Enjoy our third weekly installment of “Why We Like It.”  Our first and second posts explain what it’s all about, so scroll down and check those out.  This week, we ran into fiction writer and PhD student Leah McCormack at the Cincinnati Zoo, wearing a hi-tech headband, talking excitedly to the simians. We asked the gorillas to transcribe what she was saying, and this is what they typed:

Leah McCormack: I recall last year an animated conversation among some graduate-student volunteers about a story submission: According to them, the piece was, in a word, fantastic. The narrator was a gorilla. I was, to say the least, intrigued. The manuscript had passed through the volunteers’ hands and was being considered by the genre editors.

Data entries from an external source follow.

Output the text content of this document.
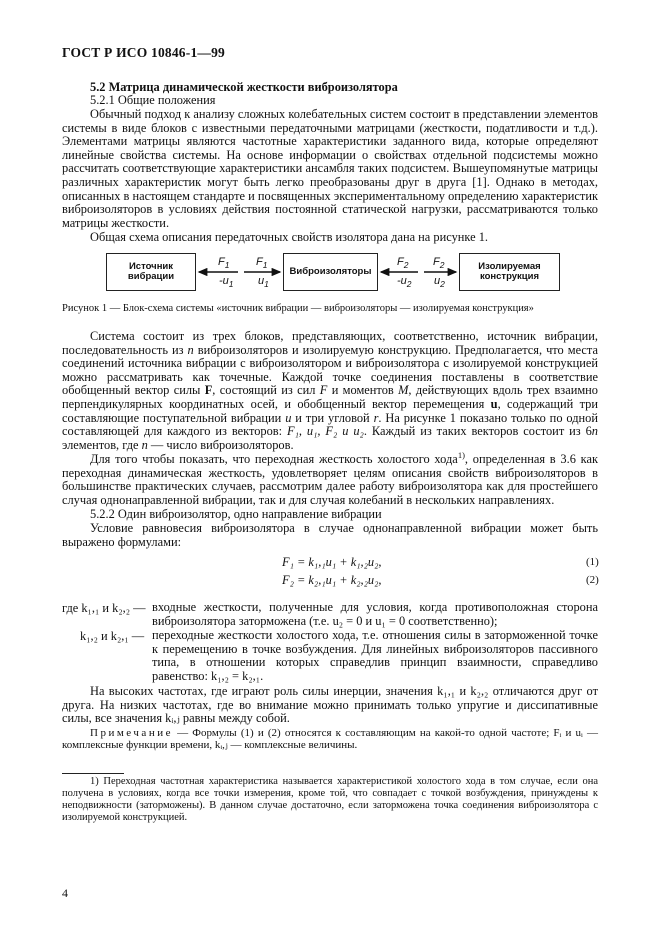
ГОСТ Р ИСО 10846-1—99
5.2 Матрица динамической жесткости виброизолятора
5.2.1 Общие положения
Обычный подход к анализу сложных колебательных систем состоит в представлении элементов системы в виде блоков с известными передаточными матрицами (жесткости, податливости и т.д.). Элементами матрицы являются частотные характеристики заданного вида, которые определяют линейные свойства системы. На основе информации о свойствах отдельной подсистемы можно рассчитать соответствующие характеристики ансамбля таких подсистем. Вышеупомянутые матрицы различных характеристик могут быть легко преобразованы друг в друга [1]. Однако в методах, описанных в настоящем стандарте и посвященных экспериментальному определению характеристик виброизоляторов в условиях действия постоянной статической нагрузки, рассматриваются только матрицы жесткости.
Общая схема описания передаточных свойств изолятора дана на рисунке 1.
Источник вибрации	Виброизоляторы	Изолируемая конструкция
$F_1$
$-u_1$
$F_1$
$u_1$
$F_2$
$-u_2$
$F_2$
$u_2$
Рисунок 1 — Блок-схема системы «источник вибрации — виброизоляторы — изолируемая конструкция»
Система состоит из трех блоков, представляющих, соответственно, источник вибрации, последовательность из n виброизоляторов и изолируемую конструкцию. Предполагается, что места соединений источника вибрации с виброизолятором и виброизолятора с изолируемой конструкцией можно рассматривать как точечные. Каждой точке соединения поставлены в соответствие обобщенный вектор силы F, состоящий из сил F и моментов M, действующих вдоль трех взаимно перпендикулярных координатных осей, и обобщенный вектор перемещения u, содержащий три составляющие поступательной вибрации u и три угловой r. На рисунке 1 показано только по одной составляющей для каждого из векторов: F₁, u₁, F₂ и u₂. Каждый из таких векторов состоит из 6n элементов, где n — число виброизоляторов.
Для того чтобы показать, что переходная жесткость холостого хода$^{1)}$, определенная в 3.6 как переходная динамическая жесткость, удовлетворяет целям описания свойств виброизоляторов в большинстве практических случаев, рассмотрим далее работу виброизолятора как для простейшего случая однонаправленной вибрации, так и для случая колебаний в нескольких направлениях.
5.2.2 Один виброизолятор, одно направление вибрации
Условие равновесия виброизолятора в случае однонаправленной вибрации может быть выражено формулами:
F₁ = k₁,₁u₁ + k₁,₂u₂,	(1)
F₂ = k₂,₁u₁ + k₂,₂u₂,	(2)
где k₁,₁ и k₂,₂ — входные жесткости, полученные для условия, когда противоположная сторона виброизолятора заторможена (т.е. u₂ = 0 и u₁ = 0 соответственно);
k₁,₂ и k₂,₁ — переходные жесткости холостого хода, т.е. отношения силы в заторможенной точке к перемещению в точке возбуждения. Для линейных виброизоляторов пассивного типа, в отношении которых справедлив принцип взаимности, справедливо равенство: k₁,₂ = k₂,₁.
На высоких частотах, где играют роль силы инерции, значения k₁,₁ и k₂,₂ отличаются друг от друга. На низких частотах, где во внимание можно принимать только упругие и диссипативные силы, все значения kᵢ,ⱼ равны между собой.
Примечание — Формулы (1) и (2) относятся к составляющим на какой-то одной частоте; Fᵢ и uᵢ — комплексные функции времени, kᵢ,ⱼ — комплексные величины.
1) Переходная частотная характеристика называется характеристикой холостого хода в том случае, если она получена в условиях, когда все точки измерения, кроме той, что совпадает с точкой возбуждения, принуждены к неподвижности (заторможены). В данном случае достаточно, если заторможена точка соединения виброизолятора с изолируемой конструкцией.
4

That story, “Something Ancient” by Brian Beglin, appeared in the Summer 2010 issue. It is indeed fantastic—and funny and poignant and heartbreaking. Like his father and grandfather before him, Roger (the gorilla) is outfitted with an electronic headband that allows him not only to communicate with humans but to work and live alongside them. Worn since childhood, the headband (or “rim”) has undermined Roger’s animal instincts, his gorilla identity, and he must negotiate life in the margins, just outside whatever it means to be human and whatever it means to be simian. Is love human? Is aggression not? Are words more telling than acts? “Something Ancient” asks of us these things—and offers new, and unsettling, insights into what makes us who we are.